How Historical Are Today’s Low Interest Rates?
In a world of low interest rates – and in the case of Europe and Japan, negative interest rates – we continue to see one strange thing after another in the bond market. This week’s entry in the “How can they do that?” file is Austria issuing 100-year bonds at an interest rate of less than 1%.
This isn’t the first time Austria has sold a Century Bond. Back in 2017 they issued a 100-year bond with an interest rate of 2.1%. At the time, that was considered an insanely low interest rate. But alas, things are stranger in 2020!
The yield on that bond has since fallen to less than 1%. And like any good borrower, when you can borrow cheap, you want to borrow more!
Who in their right mind would want to buy bonds that pay such a low interest rate (0.88%)? Tying up your money in a bond that’ll pay you less than 1% interest for 100 years seems like a losing battle. Well, it turns out that Austria received over €13 billion worth of orders from investors to buy these bonds.
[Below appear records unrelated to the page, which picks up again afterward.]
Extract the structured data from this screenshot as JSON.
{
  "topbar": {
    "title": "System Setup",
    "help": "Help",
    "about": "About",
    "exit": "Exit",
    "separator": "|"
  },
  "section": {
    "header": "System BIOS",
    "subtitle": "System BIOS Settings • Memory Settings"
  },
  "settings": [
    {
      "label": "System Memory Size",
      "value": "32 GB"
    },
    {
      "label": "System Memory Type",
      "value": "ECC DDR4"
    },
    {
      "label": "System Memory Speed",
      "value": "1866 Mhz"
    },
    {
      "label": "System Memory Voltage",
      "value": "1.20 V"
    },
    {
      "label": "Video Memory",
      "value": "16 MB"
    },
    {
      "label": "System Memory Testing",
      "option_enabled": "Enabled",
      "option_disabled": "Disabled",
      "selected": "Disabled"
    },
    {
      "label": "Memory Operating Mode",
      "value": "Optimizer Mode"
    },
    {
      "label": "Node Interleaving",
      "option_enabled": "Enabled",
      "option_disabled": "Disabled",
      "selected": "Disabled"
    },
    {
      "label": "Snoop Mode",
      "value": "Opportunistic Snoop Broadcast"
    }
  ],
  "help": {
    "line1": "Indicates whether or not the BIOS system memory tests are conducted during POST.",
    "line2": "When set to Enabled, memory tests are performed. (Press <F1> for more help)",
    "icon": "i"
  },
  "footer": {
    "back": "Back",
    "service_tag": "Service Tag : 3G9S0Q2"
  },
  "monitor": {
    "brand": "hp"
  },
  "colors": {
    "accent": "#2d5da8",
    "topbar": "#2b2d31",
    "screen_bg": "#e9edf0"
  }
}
What’s Driving These Low Rates?
It’s another example of the broken monetary system we see across the globe. As central banks – the Federal Reserve, Bank of Japan, and European Central Bank – engage in more and more “unconventional” policies, it becomes clear that they’re hurting (prudent) savers for the benefit of (imprudent) borrowers. It’s called financial repression, which we spoke about in our May Investment Newsletter. (Email us for a copy, if you’d like to read more)
This week’s news of this 100 year loan from Austria is a reminder that investors must remain prudent. It’s easy to get sucked into believing you’re getting a good deal on something just because it looks less bad than the alternatives.